ORIGEM - Os historiadores não
conseguem identificar a origem exata das rezadeiras, nem se sabe ao certo há
quantos anos existe essa tradição. Tanto pode ser herança dos curandeiros dos
povos indígenas brasileiros quanto ter vindo com as crendices populares dos
portugueses que colonizaram o país. Mas, ao contrário do que se pensa, as
rezadeiras não são privilégios do Nordeste, estão espalhadas por todo o Brasil.
“As pessoas não ficam doentes só do corpo, mas também do espírito, por conta de
tristezas e desilusões”, diz o antropólogo José Jorge Carvalho, da Universidade
Federal de Brasília (UnB).
Para ele, a fé também pode curar.
Apesar do assunto ser polêmico, pesquisas já comprovaram que a
fé é um
componente importante na superação das doenças. No Brasil, a discussão ainda
engatinha, já nos Estados Unidos a maioria dos cursos de medicina já
disponibiliza disciplinas com temas como fé, cura, espiritualidade e a
abordagem desses assuntos entre os doentes. A origem de muitas rezas pode ser
puramente religiosa, ou fruto de um hibridismo de religiões, ou mesmo de um
misto entre conhecimento popular com práticas religiosas.
RESISTÊNCIA - As rezas resistem
ao tempo, mesmo em tempos atuais, com os avanços da tecnologia e com os mais
modernos recursos de que dispõe a medicina do século 21, a cultura das
rezadeiras ainda resiste. Se em número menor nas grandes cidades brasileiras,
no interior do país ainda há pessoas que rezam e acreditam na cura por meio da
palavra. Para a psicóloga Thereza Maria Galvão da Silva, as rezadeiras
desempenham, no imaginário popular, o papel de milagrosas, principalmente onde
a questão religiosa é muito forte. “As pessoas vão até essas mulheres em busca
de algo sobrenatural, acima delas, como se elas tivessem o poder mágico de
curar”. E daí a cura pela crença, pela fé.

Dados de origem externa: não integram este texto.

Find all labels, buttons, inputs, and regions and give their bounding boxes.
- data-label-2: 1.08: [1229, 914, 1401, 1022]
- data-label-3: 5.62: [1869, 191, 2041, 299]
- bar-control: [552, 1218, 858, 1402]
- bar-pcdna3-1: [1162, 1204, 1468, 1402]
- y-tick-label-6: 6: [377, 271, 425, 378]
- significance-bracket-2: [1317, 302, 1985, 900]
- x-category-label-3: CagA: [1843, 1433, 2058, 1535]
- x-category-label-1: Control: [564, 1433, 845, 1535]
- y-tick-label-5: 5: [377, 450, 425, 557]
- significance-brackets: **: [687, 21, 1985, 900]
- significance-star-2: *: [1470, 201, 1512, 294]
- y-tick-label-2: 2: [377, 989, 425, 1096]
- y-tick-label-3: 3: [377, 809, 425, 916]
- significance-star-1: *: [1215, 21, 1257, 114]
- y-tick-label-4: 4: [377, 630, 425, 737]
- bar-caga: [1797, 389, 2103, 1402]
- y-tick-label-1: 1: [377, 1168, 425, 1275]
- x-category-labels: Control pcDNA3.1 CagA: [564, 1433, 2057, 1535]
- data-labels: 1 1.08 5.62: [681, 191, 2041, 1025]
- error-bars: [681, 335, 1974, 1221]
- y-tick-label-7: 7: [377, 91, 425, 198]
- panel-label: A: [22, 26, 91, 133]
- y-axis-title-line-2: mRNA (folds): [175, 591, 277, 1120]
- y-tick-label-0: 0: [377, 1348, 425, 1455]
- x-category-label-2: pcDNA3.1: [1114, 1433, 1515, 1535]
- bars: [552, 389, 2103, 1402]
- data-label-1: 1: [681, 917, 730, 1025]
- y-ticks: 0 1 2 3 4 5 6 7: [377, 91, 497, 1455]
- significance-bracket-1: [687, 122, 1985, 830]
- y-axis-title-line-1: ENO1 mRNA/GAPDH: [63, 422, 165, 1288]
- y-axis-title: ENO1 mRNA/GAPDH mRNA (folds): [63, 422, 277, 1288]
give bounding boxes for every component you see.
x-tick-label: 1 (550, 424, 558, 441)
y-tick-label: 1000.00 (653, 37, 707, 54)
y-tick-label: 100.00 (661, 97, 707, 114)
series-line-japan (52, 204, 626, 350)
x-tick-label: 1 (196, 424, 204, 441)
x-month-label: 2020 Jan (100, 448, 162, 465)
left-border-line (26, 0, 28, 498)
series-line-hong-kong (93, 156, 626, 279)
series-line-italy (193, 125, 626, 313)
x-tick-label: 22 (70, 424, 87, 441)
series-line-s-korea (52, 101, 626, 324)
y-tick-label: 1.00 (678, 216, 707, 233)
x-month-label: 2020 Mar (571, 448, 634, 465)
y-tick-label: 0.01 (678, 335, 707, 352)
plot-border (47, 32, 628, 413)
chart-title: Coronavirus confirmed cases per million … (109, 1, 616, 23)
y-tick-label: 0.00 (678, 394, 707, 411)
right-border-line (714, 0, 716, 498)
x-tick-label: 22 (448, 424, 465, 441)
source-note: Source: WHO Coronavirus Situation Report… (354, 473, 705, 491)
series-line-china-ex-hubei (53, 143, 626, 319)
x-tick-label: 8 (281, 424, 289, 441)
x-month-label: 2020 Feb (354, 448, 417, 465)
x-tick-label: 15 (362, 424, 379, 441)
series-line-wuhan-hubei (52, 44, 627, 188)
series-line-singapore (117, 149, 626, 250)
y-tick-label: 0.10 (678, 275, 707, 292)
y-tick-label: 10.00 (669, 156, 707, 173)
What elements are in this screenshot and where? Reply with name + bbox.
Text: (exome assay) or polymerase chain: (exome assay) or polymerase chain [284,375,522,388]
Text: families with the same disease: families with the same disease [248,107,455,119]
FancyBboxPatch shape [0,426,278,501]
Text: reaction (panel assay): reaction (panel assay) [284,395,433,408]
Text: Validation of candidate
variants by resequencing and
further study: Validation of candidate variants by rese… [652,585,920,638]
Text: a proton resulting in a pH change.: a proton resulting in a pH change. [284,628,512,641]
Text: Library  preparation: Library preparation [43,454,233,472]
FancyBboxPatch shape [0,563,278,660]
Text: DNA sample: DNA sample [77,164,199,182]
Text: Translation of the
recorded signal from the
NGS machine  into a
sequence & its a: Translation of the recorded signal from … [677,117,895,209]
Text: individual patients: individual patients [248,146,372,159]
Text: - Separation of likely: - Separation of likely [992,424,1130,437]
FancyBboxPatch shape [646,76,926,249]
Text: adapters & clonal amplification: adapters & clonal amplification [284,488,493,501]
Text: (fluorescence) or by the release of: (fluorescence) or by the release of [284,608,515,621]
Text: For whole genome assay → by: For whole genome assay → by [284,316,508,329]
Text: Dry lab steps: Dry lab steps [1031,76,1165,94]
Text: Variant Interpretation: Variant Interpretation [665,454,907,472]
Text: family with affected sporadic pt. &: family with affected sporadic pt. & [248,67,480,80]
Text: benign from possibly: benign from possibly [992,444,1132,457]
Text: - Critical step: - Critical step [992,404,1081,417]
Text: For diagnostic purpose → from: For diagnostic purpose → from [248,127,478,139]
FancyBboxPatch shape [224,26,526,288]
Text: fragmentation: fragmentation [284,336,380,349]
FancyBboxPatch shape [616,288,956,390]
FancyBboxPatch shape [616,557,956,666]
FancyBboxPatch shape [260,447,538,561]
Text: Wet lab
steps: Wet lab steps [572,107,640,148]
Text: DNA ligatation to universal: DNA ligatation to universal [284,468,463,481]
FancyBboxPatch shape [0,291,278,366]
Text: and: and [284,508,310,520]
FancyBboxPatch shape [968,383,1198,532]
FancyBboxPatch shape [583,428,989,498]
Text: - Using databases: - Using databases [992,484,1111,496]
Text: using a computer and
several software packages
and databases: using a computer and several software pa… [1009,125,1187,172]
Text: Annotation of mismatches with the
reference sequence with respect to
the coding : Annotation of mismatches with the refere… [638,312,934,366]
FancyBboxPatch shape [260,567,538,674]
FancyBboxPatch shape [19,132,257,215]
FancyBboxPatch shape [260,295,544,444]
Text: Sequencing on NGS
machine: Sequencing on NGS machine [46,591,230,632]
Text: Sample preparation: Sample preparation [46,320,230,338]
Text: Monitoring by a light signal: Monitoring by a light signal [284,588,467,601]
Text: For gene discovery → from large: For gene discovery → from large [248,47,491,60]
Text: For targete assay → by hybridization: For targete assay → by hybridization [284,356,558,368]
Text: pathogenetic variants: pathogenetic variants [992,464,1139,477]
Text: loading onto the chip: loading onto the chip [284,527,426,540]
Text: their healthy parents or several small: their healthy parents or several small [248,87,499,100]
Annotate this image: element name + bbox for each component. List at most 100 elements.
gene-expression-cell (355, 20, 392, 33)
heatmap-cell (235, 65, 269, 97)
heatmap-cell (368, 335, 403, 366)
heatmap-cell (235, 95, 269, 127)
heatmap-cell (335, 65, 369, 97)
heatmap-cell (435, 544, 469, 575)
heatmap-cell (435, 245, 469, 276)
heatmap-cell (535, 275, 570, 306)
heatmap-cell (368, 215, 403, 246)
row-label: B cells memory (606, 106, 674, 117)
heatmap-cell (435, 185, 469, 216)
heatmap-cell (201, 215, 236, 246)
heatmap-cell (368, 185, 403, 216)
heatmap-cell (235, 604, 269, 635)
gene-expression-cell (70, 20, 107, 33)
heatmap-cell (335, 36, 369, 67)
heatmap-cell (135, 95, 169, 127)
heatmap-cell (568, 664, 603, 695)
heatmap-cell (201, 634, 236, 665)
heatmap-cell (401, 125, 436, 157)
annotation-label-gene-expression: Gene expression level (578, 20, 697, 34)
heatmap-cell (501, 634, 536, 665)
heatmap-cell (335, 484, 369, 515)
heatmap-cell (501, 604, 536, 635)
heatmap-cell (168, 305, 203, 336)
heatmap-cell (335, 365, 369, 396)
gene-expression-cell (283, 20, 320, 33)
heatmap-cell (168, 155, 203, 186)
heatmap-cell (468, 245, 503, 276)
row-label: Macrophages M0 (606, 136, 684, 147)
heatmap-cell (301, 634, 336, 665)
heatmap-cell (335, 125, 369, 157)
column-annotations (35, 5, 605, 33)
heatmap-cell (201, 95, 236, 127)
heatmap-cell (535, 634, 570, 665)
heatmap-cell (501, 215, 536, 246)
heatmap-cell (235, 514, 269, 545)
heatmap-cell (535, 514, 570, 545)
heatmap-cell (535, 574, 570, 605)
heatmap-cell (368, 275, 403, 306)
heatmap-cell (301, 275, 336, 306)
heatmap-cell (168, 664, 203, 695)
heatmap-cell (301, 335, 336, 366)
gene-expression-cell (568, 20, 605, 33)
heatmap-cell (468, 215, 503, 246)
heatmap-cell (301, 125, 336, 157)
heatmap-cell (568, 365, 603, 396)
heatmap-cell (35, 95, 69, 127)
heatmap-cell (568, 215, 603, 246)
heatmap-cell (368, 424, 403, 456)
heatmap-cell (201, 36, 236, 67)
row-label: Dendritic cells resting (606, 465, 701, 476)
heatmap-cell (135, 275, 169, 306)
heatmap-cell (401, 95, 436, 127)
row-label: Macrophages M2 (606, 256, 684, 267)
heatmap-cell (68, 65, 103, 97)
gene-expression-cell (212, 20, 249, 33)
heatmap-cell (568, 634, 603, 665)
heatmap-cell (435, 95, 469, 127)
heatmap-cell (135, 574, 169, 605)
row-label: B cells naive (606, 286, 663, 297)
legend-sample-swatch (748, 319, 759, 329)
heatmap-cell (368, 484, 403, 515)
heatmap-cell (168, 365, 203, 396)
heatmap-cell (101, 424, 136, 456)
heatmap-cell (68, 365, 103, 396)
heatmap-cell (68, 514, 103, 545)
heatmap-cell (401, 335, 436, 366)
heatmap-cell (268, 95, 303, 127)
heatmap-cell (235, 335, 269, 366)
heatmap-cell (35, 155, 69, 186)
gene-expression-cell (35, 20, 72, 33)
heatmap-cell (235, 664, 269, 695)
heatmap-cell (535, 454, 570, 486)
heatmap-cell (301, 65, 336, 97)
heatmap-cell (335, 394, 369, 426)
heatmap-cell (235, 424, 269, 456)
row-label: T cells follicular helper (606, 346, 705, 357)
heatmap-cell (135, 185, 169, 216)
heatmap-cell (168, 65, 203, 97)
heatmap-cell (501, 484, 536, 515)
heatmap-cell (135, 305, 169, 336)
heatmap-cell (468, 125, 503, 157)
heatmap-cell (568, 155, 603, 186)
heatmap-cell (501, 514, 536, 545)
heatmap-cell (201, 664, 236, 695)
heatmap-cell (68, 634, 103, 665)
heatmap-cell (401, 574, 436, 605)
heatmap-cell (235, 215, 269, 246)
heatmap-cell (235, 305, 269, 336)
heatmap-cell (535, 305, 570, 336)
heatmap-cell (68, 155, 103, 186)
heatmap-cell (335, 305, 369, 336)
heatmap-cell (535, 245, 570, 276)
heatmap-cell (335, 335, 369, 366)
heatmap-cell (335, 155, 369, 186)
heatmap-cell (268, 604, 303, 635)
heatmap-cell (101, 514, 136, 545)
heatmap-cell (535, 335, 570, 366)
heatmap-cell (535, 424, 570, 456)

Thereza acrescenta, “as pessoas
transferem para a rezadeira a fé que elas têm, reconhecendo que ele tem uma
força maior, mágica. No interior, onde o acesso a cuidados médicos costuma ser
precário, a rezadeira é aquela que socorre, aquela que acolhe”. Um interessante
registro dessa manifestação sociocultural é o realizado pelo Censo Cultural da
Bahia, por meio da Secretaria de Cultura e Turismo. O levantamento, feito no
período de 2002 a 2006 nos 417 municípios existentes no Estado, registrou cerca
de 700 rezadeiras. O curioso é que, desse total, apenas cinco rezadeiras eram
de Salvador - o que evidencia que essa cultura é mais difundida no interior.